6. Terhadap orang tua angkat yang tidak menerima wasiat diberi wasiat wajibah sebanyak-banyaknya 1/3 dari harta anak angkatnya, dan demikian pula terhadap anak angkat yang tidak menerima wasiat diberi wasiat wajibah sebanyak-banyaknya 1/3 dari harta warisan dari orang tua angkatnya berdasarkan pasal 209 Kompilasi Hukum Islam.

7. Untuk pengangkatan anak diperlukan persetujuan dari orang tua asal, wali, atau orang/badan yang menguasai anak yang akan diangkat, dengan calon orang tua angkat.

8. Dalam pengangkatan anak harus menghormati hukum yang berlaku bagi si anak.

9. Pengangkatan anak bagi yang beragama Islam hanya dapat dilakukan oleh orang tua yang beragama Islam berdasarkan Fatwa Majelis Ulama Indonesia Nomor : U-335/MUI/VI/82 tanggal 18 sya’ban 1402 H/10 Juni 1982.

10.Demi kepastian hukum, Pengangkatan anak menurut hukum Islam diperlukan penetapan Pengadilan Agama Sebagaimana dikehendaki oleh pasal 171 hurup (f) Kompilasi Hukum Islam.

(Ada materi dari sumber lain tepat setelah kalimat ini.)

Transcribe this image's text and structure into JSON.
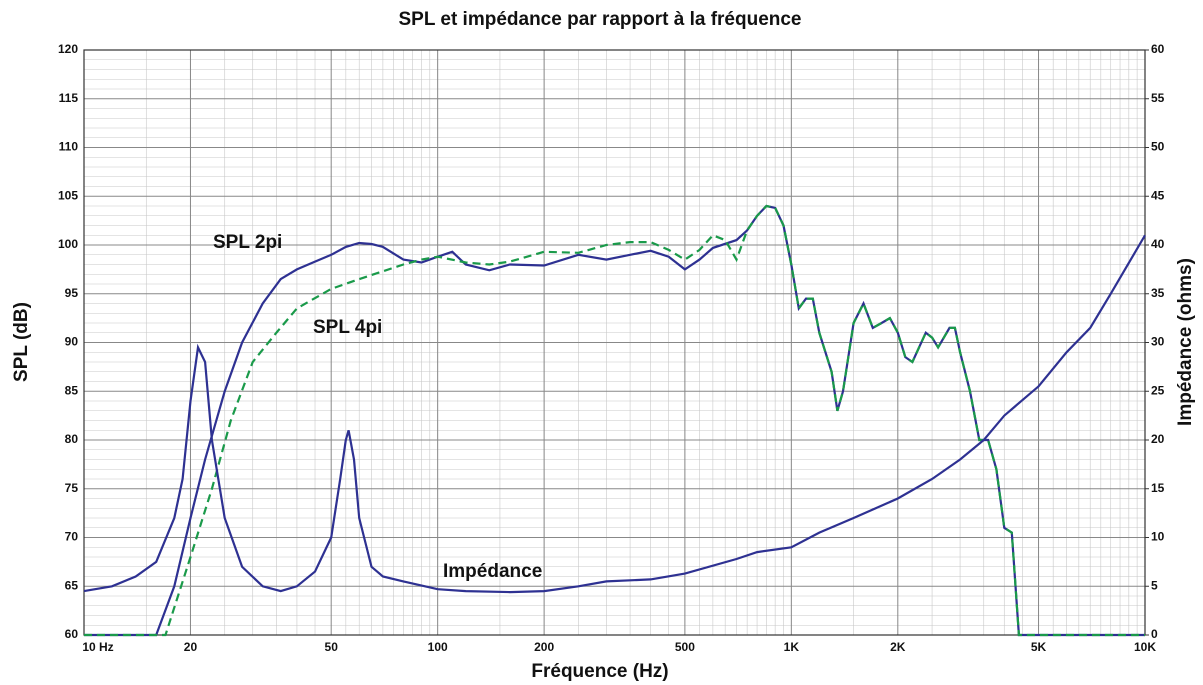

Dalam bidang kemasyarakatan atau muamalah pengangkatan anak itu berkembang menurut kepentingan masyarakat, dengan berdasarkan pada Al- Qur’an dan sunah Rasul. Hukum Islam yang dibuat untuk kemaslahatan hidup manusia dan oleh karenanya hukum Islam sudah seharusnya mampu memberikan jalan keluar dan petunjuk terhadap kehidupan manusia baik dalam bentuk sebagai jawaban, terhadap suatu persoalan yang muncul maupun dalam bentuk aturan, yang dibuat untuk menata kehidupan manusia itu sendiri. Hukum Islam dituntut untuk dapat menjawab persoalan yang muncul sejalan dengan perkembangan dan perubahan yang terjadi dimasyarakat, oleh karena hukum Islam hidup ditengah- tengah masyarakat. Masyarakat senantiasa mengalami perubahan, maka hukum Islam perlu mempertimbangkan perubahan yang terjadi dimasyarakat tersebut.